Published online by Cambridge University Press: 28 May 2018
Learning Objectives
• To describe the changes in brain anatomy and fMRI activity in patients with amnestic mild cognitive impairment.
• To identify the regions of the brain that atrophy in patients with early Alzheimer's disease and learn the proteins that are accumulated in these regions.
• To compare the behavioral performance and fMRI activations of mild traumatic brain injury patients and healthy control participants during working memory tasks.
• To understand how surgery on medial temporal lobe epilepsy patients has revealed associations between the left medial temporal lobe and the right medial temporal lobe and verbal long-term memory and visual long-term memory.
• To specify the location of the hippocampal lesion that causes transient global amnesia.

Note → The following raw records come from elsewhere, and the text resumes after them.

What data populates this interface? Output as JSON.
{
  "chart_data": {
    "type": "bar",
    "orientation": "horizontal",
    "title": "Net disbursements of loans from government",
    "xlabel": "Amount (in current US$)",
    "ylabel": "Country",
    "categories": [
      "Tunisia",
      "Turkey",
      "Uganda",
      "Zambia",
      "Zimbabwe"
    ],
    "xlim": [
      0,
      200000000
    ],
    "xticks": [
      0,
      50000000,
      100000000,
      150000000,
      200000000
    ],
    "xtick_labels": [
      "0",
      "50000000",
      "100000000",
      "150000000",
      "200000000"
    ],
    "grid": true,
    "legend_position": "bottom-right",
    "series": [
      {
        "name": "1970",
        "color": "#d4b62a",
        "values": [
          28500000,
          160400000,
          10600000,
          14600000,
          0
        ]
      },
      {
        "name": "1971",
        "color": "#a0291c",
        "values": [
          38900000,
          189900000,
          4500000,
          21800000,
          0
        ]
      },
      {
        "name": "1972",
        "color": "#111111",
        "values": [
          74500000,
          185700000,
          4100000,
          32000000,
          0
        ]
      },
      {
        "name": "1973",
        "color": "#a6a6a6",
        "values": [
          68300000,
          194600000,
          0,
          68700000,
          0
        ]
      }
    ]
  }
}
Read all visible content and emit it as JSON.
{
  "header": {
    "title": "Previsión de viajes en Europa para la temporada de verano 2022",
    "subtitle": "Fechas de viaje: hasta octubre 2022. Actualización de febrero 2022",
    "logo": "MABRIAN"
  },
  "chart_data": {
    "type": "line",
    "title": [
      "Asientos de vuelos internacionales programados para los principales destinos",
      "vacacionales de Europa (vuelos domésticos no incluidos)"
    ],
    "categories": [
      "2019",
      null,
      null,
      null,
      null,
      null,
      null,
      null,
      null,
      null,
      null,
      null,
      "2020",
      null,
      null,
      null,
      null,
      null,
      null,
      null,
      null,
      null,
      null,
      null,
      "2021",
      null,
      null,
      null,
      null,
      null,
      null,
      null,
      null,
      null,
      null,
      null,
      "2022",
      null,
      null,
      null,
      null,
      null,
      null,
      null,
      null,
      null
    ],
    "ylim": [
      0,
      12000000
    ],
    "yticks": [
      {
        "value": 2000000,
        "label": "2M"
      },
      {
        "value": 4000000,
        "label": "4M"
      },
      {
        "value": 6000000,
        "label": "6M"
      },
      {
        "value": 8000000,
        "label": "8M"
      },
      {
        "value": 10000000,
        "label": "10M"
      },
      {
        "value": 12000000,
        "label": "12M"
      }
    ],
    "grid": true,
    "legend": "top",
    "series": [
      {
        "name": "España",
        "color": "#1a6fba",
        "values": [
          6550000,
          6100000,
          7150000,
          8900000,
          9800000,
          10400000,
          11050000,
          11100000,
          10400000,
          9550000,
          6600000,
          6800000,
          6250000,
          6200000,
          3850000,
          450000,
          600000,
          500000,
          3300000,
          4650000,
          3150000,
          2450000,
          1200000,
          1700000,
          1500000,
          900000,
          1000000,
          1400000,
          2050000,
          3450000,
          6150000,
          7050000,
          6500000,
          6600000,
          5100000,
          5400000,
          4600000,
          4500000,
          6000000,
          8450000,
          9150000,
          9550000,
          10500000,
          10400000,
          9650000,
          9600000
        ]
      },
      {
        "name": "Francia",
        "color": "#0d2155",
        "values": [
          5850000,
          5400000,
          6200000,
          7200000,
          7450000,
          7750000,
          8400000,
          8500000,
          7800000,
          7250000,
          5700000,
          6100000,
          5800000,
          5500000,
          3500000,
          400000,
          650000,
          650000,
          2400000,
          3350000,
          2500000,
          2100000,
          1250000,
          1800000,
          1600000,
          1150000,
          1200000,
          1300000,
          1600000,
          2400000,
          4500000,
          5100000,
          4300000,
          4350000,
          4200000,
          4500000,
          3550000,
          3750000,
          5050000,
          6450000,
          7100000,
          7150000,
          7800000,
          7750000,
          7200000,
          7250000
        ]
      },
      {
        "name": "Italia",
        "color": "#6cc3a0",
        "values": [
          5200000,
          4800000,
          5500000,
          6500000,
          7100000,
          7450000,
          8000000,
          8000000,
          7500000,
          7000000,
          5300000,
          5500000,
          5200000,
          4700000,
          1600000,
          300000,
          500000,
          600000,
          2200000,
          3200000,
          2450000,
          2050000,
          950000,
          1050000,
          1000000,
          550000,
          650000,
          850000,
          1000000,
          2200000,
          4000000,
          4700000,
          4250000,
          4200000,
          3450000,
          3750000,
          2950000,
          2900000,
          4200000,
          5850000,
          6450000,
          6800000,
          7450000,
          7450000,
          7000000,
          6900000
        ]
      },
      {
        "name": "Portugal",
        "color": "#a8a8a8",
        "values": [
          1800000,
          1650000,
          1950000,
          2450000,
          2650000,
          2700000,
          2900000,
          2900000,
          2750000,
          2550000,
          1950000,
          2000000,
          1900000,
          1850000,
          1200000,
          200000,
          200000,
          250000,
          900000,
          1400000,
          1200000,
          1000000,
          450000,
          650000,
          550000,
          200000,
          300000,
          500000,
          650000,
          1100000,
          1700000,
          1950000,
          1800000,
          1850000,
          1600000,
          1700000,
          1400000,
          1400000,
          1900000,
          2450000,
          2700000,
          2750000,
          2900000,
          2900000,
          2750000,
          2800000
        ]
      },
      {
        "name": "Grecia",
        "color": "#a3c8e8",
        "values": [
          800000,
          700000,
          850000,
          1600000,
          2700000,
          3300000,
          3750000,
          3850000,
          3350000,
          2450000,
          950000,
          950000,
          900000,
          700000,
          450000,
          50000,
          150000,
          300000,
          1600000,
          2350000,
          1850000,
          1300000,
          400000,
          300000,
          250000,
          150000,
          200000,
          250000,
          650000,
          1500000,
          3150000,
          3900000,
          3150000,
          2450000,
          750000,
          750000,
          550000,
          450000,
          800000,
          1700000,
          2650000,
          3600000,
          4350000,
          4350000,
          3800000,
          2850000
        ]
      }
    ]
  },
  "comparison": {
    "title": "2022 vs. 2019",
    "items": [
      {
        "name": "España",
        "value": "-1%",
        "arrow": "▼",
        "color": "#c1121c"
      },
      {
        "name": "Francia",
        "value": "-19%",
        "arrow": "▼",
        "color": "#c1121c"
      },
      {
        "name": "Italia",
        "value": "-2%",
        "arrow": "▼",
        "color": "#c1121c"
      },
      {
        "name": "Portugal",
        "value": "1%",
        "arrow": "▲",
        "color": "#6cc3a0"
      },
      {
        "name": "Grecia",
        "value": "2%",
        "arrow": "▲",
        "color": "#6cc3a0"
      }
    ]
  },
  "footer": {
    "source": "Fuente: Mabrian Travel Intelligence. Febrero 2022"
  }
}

The previous chapters of this book have focused on the neural basis of memory in healthy adults. This chapter discusses five neurological diseases that affect the brain regions associated with explicit memory. Section 9.1 discusses patients with amnestic mild cognitive impairment. These patients have long-term memory deficits due to atrophy of medial temporal lobe regions including the hippocampus. Within a few years of being diagnosed with amnestic mild cognitive impairment, about half of these individuals are diagnosed with Alzheimer's disease, the topic of section 9.2. Patients with early Alzheimer's disease have more severe impairment of long-term memory and atrophy of the medial temporal lobe and the parietal lobe, two regions that have been associated with long-term memory (see Chapter 3). Alzheimer's disease patients also have abnormally high levels of proteins in the medial temporal lobe and the parietal lobe, which is thought to further disrupt processing in these regions. Section 9.3 focuses on patients with mild traumatic brain injury, who typically perform normally on working memory tasks but have increased fMRI activity within the dorsolateral prefrontal cortex and the parietal cortex, relative to healthy control participants. It is generally believed that such increases in fMRI activity reflect compensation, where these regions are recruited to perform normally on the task.